Sheriff defends deputies' use of deadly force in recent shootings


by Marissa Bagg and

Posted on November 4, 2010 at 5:56 PM

SPOKANE, Wash. -- Spokane County Sheriff's deputies are entangled in three of the last four local shootings involving deputies, so on Thursday the Sheriff’s Office demonstrated for KREM 2 News and other local media why they’re relying more on their weapons.

Sheriff Ozzie Knezovich defended his deputies for firing their weapons.  He said they had to respond to a deadly situation with deadly force.

Then he demonstrated several ways he would react in a similar situation.

When he simulated what he called a routine example of a deputy questioning a suspect, the attacker got to him in half a second.

“Did I have a chance to get my nightstick or think about a taser?” said Knezovich.  “Would I even think about those things when he's coming at me like that? No.”
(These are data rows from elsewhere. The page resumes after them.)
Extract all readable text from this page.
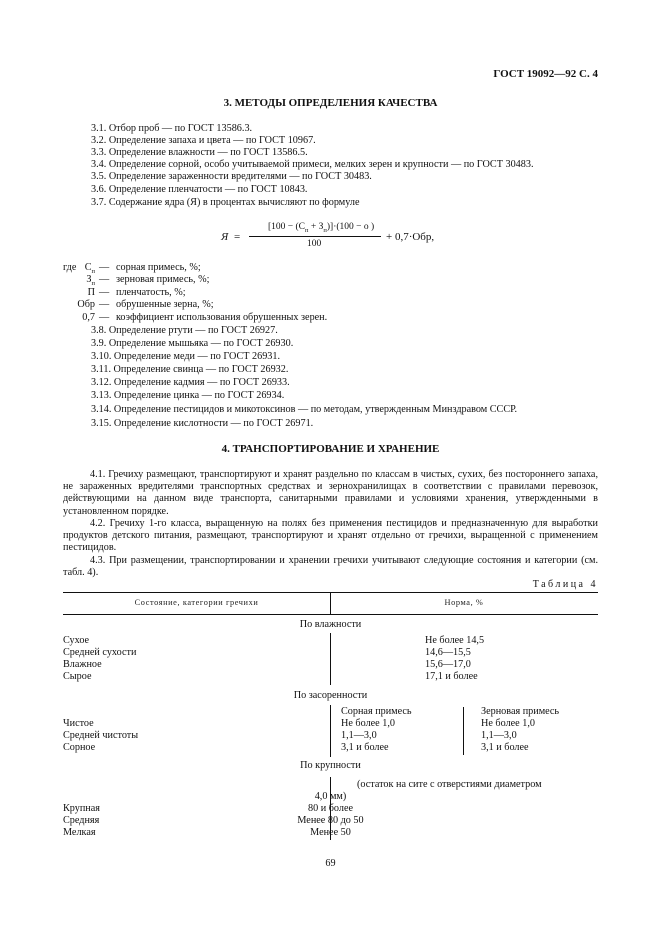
ГОСТ 19092—92 С. 4
3. МЕТОДЫ ОПРЕДЕЛЕНИЯ КАЧЕСТВА
3.1. Отбор проб — по ГОСТ 13586.3.
3.2. Определение запаха и цвета — по ГОСТ 10967.
3.3. Определение влажности — по ГОСТ 13586.5.
3.4. Определение сорной, особо учитываемой примеси, мелких зерен и крупности — по ГОСТ 30483.
3.5. Определение зараженности вредителями — по ГОСТ 30483.
3.6. Определение пленчатости — по ГОСТ 10843.
3.7. Содержание ядра (Я) в процентах вычисляют по формуле
Я =
$[100 - (С_п + З_п)]\cdot(100 - о$ )
100
+ 0,7·Обр,
где $С_п$ — сорная примесь, %;
$З_п$ — зерновая примесь, %;
П — пленчатость, %;
Обр — обрушенные зерна, %;
0,7 — коэффициент использования обрушенных зерен.
3.8. Определение ртути — по ГОСТ 26927.
3.9. Определение мышьяка — по ГОСТ 26930.
3.10. Определение меди — по ГОСТ 26931.
3.11. Определение свинца — по ГОСТ 26932.
3.12. Определение кадмия — по ГОСТ 26933.
3.13. Определение цинка — по ГОСТ 26934.
3.14. Определение пестицидов и микотоксинов — по методам, утвержденным Минздравом СССР.
3.15. Определение кислотности — по ГОСТ 26971.
4. ТРАНСПОРТИРОВАНИЕ И ХРАНЕНИЕ
4.1. Гречиху размещают, транспортируют и хранят раздельно по классам в чистых, сухих, без постороннего запаха, не зараженных вредителями транспортных средствах и зернохранилищах в соответствии с правилами перевозок, действующими на данном виде транспорта, санитарными правилами и условиями хранения, утвержденными в установленном порядке.
4.2. Гречиху 1-го класса, выращенную на полях без применения пестицидов и предназначенную для выработки продуктов детского питания, размещают, транспортируют и хранят отдельно от гречихи, выращенной с применением пестицидов.
4.3. При размещении, транспортировании и хранении гречихи учитывают следующие состояния и категории (см. табл. 4).
Таблица 4
Состояние, категории гречихи	Норма, %
По влажности
Сухое	Не более 14,5
Средней сухости	14,6—15,5
Влажное	15,6—17,0
Сырое	17,1 и более
По засоренности
Сорная примесь	Зерновая примесь
Чистое	Не более 1,0	Не более 1,0
Средней чистоты	1,1—3,0	1,1—3,0
Сорное	3,1 и более	3,1 и более
По крупности
(остаток на сите с отверстиями диаметром
4,0 мм)
Крупная	80 и более
Средняя	Менее 80 до 50
Мелкая	Менее 50
69
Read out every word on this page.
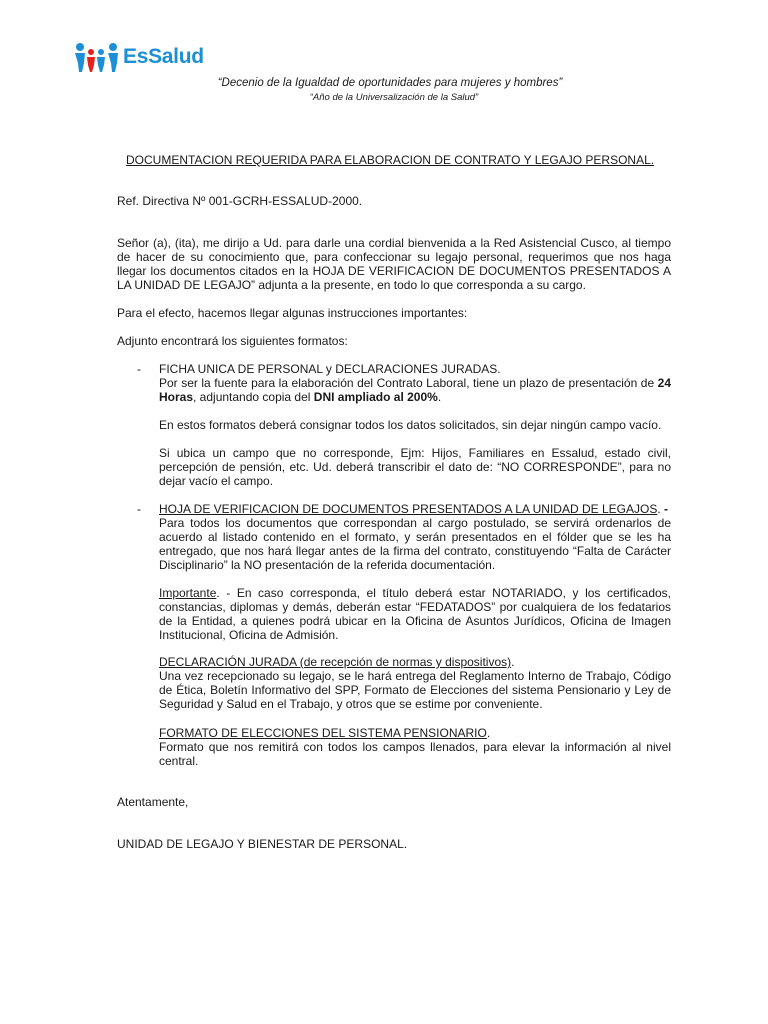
EsSalud
“Decenio de la Igualdad de oportunidades para mujeres y hombres”
“Año de la Universalización de la Salud”
DOCUMENTACION REQUERIDA PARA ELABORACION DE CONTRATO Y LEGAJO PERSONAL.
Ref. Directiva Nº 001-GCRH-ESSALUD-2000.
Señor (a), (ita), me dirijo a Ud. para darle una cordial bienvenida a la Red Asistencial Cusco, al tiempo de hacer de su conocimiento que, para confeccionar su legajo personal, requerimos que nos haga llegar los documentos citados en la HOJA DE VERIFICACION DE DOCUMENTOS PRESENTADOS A LA UNIDAD DE LEGAJO” adjunta a la presente, en todo lo que corresponda a su cargo.
Para el efecto, hacemos llegar algunas instrucciones importantes:
Adjunto encontrará los siguientes formatos:
- FICHA UNICA DE PERSONAL y DECLARACIONES JURADAS.
Por ser la fuente para la elaboración del Contrato Laboral, tiene un plazo de presentación de 24 Horas, adjuntando copia del DNI ampliado al 200%.
En estos formatos deberá consignar todos los datos solicitados, sin dejar ningún campo vacío.
Si ubica un campo que no corresponde, Ejm: Hijos, Familiares en Essalud, estado civil, percepción de pensión, etc. Ud. deberá transcribir el dato de: “NO CORRESPONDE”, para no dejar vacío el campo.
- HOJA DE VERIFICACION DE DOCUMENTOS PRESENTADOS A LA UNIDAD DE LEGAJOS. -
Para todos los documentos que correspondan al cargo postulado, se servirá ordenarlos de acuerdo al listado contenido en el formato, y serán presentados en el fólder que se les ha entregado, que nos hará llegar antes de la firma del contrato, constituyendo “Falta de Carácter Disciplinario” la NO presentación de la referida documentación.
Importante. - En caso corresponda, el título deberá estar NOTARIADO, y los certificados, constancias, diplomas y demás, deberán estar “FEDATADOS” por cualquiera de los fedatarios de la Entidad, a quienes podrá ubicar en la Oficina de Asuntos Jurídicos, Oficina de Imagen Institucional, Oficina de Admisión.
DECLARACIÓN JURADA (de recepción de normas y dispositivos).
Una vez recepcionado su legajo, se le hará entrega del Reglamento Interno de Trabajo, Código de Ética, Boletín Informativo del SPP, Formato de Elecciones del sistema Pensionario y Ley de Seguridad y Salud en el Trabajo, y otros que se estime por conveniente.
FORMATO DE ELECCIONES DEL SISTEMA PENSIONARIO.
Formato que nos remitirá con todos los campos llenados, para elevar la información al nivel central.
Atentamente,
UNIDAD DE LEGAJO Y BIENESTAR DE PERSONAL.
The sheriff said that's a potentially dangerous situation his deputies face on patrol.

In fact, deputies encountered a similar situation last week  A suspect, Quentin Dodd, threatened and lunged at a deputy with a knife.

Deputies who train cadets said that in certain situations pepper spray or a taser aren't safe options.

“Persons who show up with a firearm, what’s the only realistic response?” said Rick Johnson of the Spokane County Sheriff’s Office.  “I have to go to a firearm as well or I'm not going home that night.”

Knezovich said over the last six years deputies have responded to more than 500,000 incidents.  He said deputies have only used force in less than one percent of those cases and used lethal force only seven times.

Since August, deputies shot their weapons three times, killing two people.

Knezovich said his deputies tried to avoid using their firearms in most of those encounters.

“You'll notice in almost each and every one those officers tried to de-escalate that before force was ever used,” said Knezovich.

FBI statistics show there have been more assaults on deputies in Spokane County than the national average for a force of 200 officers.  Knezovich called that an alarming trend.